Bahaneler ile feshi mümkün değildir. Sözleşmeye konulmasının ticarette rekabeti kısıtlayıcı, rekabete aykırı hüküm olarak kabul edilemeyeceği, kaldı ki sözleşme hükümlerinin basiretli olduğu varsayılan bir tacir olan davalı tarafça sözleşme imzalanırken incelenerek değerlendirilmesi gerekirken, sonradan fesih sebebi olarak ileri sürülmesinin de yerinde olmadığı sabittir. Örneğin davalı firmanın sözleşmedeki -sözde- emredici maddelerle kısıtlanmış rekabeti olan mağdur küçük bir işletme gibi değerlendirilmesi bu konuda verilecek kararları adaletsiz, hakkaniyetsiz bir neticeye taşır. Zira franchise sözleşmeleri zincir mağazalar için oluşturulan sözleşmelerdir. Taraflardan birisi için dışarıdan satın alma yasağı ve fiyat istikrarı getirirden, diğer taraf için de aynı bölgeye başka bir bayilik verememe yasağı getirerek adalet terazisi kurulmaktadır. Fesih iyiniyetli olmalıdır. Gerekçeler ve franchise olgusu mahkemelerce yeterince incelenmeyince kararda hatalı olmaktadır.

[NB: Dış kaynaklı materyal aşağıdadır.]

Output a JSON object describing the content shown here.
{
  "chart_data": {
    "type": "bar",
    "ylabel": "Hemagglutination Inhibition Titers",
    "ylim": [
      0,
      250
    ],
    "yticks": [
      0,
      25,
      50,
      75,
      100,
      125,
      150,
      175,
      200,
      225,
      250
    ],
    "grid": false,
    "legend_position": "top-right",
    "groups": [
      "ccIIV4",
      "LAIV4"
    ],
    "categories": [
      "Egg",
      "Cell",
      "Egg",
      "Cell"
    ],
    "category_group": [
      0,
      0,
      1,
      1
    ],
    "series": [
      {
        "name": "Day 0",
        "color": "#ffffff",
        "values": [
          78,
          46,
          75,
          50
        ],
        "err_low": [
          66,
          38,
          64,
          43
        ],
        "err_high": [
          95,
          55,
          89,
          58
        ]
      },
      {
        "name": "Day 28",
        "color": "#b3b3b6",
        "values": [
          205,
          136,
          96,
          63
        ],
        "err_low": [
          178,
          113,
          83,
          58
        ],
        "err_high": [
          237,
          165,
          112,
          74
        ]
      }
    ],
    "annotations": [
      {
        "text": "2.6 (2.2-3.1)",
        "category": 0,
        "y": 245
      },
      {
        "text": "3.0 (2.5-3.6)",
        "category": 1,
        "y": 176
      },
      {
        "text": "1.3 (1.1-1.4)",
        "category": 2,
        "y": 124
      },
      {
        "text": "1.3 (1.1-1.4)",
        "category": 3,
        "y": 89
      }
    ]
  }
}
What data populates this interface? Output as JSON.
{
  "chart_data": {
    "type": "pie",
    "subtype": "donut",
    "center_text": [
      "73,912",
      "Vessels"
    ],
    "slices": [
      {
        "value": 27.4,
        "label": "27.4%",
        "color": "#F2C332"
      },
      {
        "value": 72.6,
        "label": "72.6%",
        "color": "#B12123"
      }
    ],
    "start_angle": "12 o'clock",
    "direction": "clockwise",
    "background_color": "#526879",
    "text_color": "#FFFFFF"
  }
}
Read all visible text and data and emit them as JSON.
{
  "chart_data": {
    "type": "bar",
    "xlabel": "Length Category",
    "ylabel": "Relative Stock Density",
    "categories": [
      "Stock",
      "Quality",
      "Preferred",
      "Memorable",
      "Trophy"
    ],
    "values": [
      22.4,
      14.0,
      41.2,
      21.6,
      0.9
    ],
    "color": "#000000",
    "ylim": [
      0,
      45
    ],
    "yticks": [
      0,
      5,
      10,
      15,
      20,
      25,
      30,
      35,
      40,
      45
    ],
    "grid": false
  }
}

Hakkaniyet Tazminatı : Bazı durumlarda bir zarar bir mağduriyet olduğu bellidir ancak veriler mağduriyeti tam yansıtmamakta, tam bir netice vermemektedir. Franchising Sözleşmesinin haklı nedenle fesih hallerinde zarar somut bir şekilde tespit edilemiyorsa bu konuda Borçlar Kanunumuzda hakkaniyet tazminatı gündeme gelir. Türk Borçlar Kanunu MADDE 50- Zarar gören, zararını ve zarar verenin kusurunu ispat yükü altındadır. Uğranılan zararın miktarı tam olarak ispat edilemiyorsa hâkim, olayların olağan akışını ve zarar görenin aldığı önlemleri göz önünde tutarak, zararın miktarını hakkaniyete uygun olarak belirler.
Franchising sistemi ülkemizde ve tüm dünyada popülerliğini sürdürmektedir.